Since the 1980s, HBCD has commonly been used to improve the fire protection of buildings. But, in 2013, it was listed in the Stockholm Convention on Persistent Organic Pollutants because of the high risk it poses to human health. Exposure to HBCD has potential adverse effects on the functioning of the hormone, nervous and immune systems.
HBCD has been found in sewage sludge, in fish, in air, water and soil. Famously, in 2004, the World Wildlife Fund took blood samples from eleven European environment ministers and three health ministers, and detected HBCD in the blood of every single one of them.
To reduce health risks, countries have taken measures to prohibit HBCD production and eliminate remaining stocks. China officially ratified the Stockholm Convention amendment at the end of 2016 but was granted a five-year-long exemption for expanded and extruded polystyrene foams.
To prepare for the December 2021 deadline to completely end HBCD production in China, the United Nations Industrial Development Organization (UNIDO) jointly developed a project with Foreign Environmental Cooperation Centre of China's Ministry of Ecology and Environment. The project was approved for funding by the Global Environment Facility (GEF) in June 2019.
In the eastern province of Shandong, where China's HBCD production has been concentrated, the UNIDO project has improved the supervision and management of HBCD, and conducted demonstration activities on how to substitute, reduce and phase out HBCD.
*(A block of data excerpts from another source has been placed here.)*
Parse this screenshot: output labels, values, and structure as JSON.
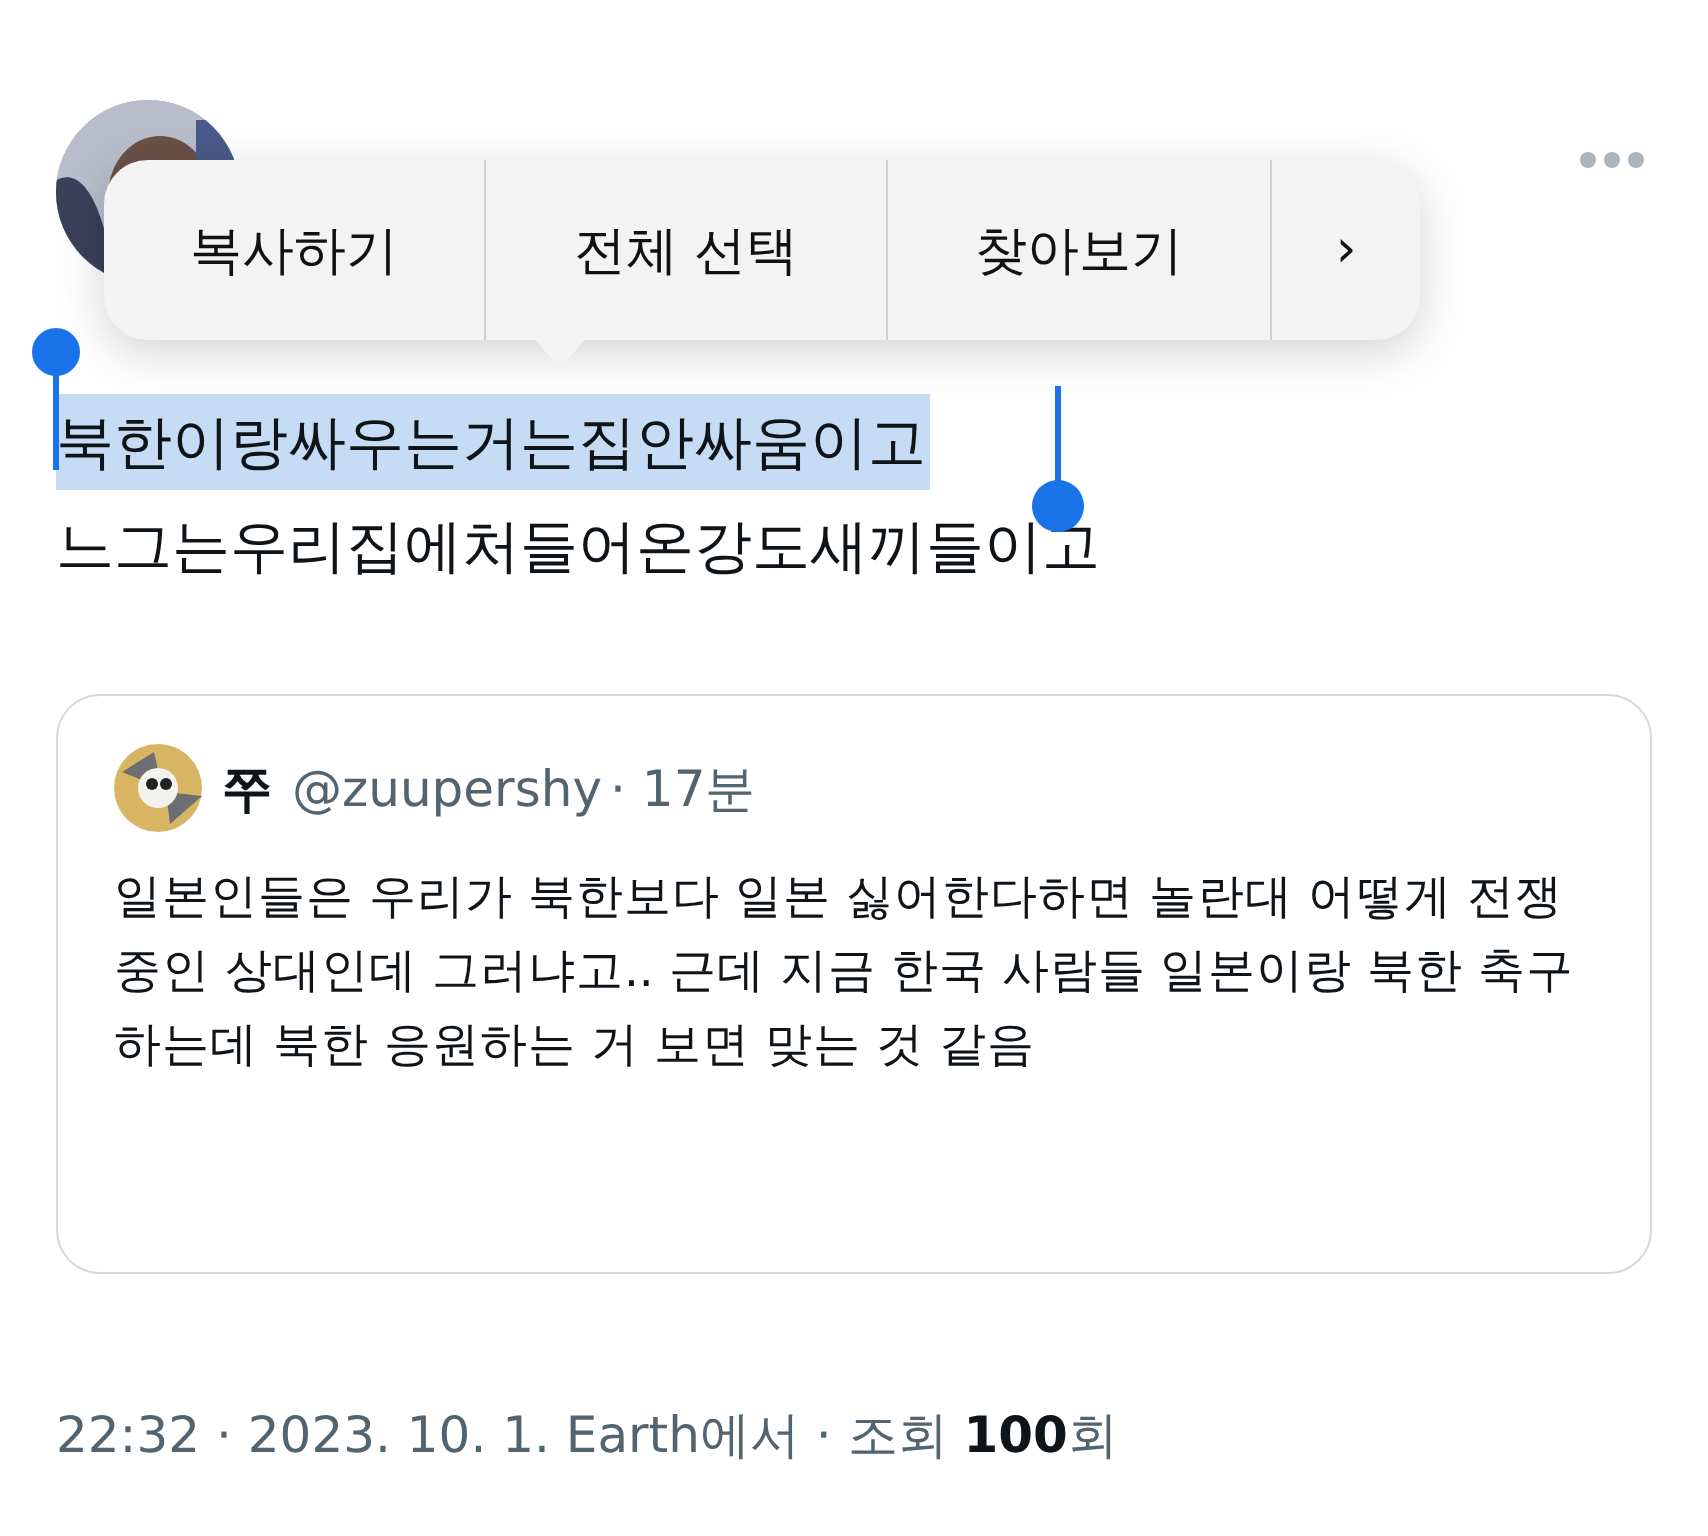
{
  "context_menu": {
    "items": [
      {
        "label": "복사하기"
      },
      {
        "label": "전체 선택"
      },
      {
        "label": "찾아보기"
      },
      {
        "label": "›"
      }
    ]
  },
  "post": {
    "lines": [
      {
        "text": "북한이랑싸우는거는집안싸움이고",
        "selected": true
      },
      {
        "text": "느그는우리집에처들어온강도새끼들이고",
        "selected": false
      }
    ]
  },
  "quote": {
    "name": "쭈",
    "handle": "@zuupershy",
    "time": "· 17분",
    "text": "일본인들은 우리가 북한보다 일본 싫어한다하면 놀란대 어떻게 전쟁 중인 상대인데 그러냐고.. 근데 지금 한국 사람들 일본이랑 북한 축구하는데 북한 응원하는 거 보면 맞는 것 같음"
  },
  "meta": {
    "text": "22:32 · 2023. 10. 1. Earth에서 · 조회 **100**회"
  }
}
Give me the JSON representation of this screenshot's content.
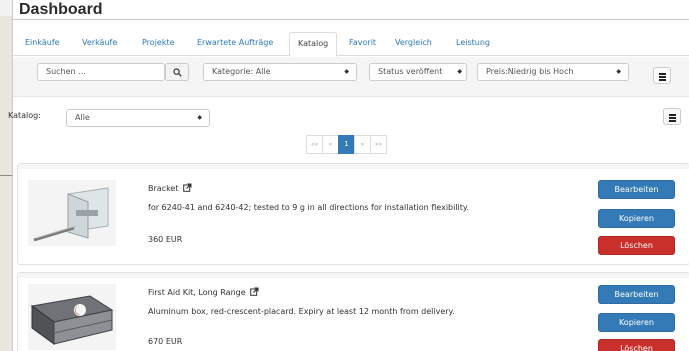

UNIDO project manager, Carmela Centeno, noted that the project not only helped achieve the elimination of production and use of the dangerous chemical but, importantly, has evaluated and developed alternatives to it.
By November 2021, the eight remaining HBCD production sites in China - all located in the city of Weifang - had been dismantled and the wastewater, residue and garbage containing HBCD generated in the process of equipment dismantling had been disposed of according to hazardous waste specifications.
Rolph Payet, Executive Secretary of the Basel, Rotterdam and Stockholm Conventions (BRS), thanked China for its important leadership in implementing the Stockholm Convention and for working to phase out HBCD production and to introduce alternatives in the manufacturing of products that use/contain HBCD.
Payet also mentioned however that HBCD will continue to be a problem in the years to come because expanded and extruded polystyrene foams manufactured in the past are still in use and will have to be disposed of when buildings are refurbished or demolished material. Although the production of HBCD has now ceased, the UNIDO project is continuing with a focus on the environmentally sound management of HBCD-containing construction waste.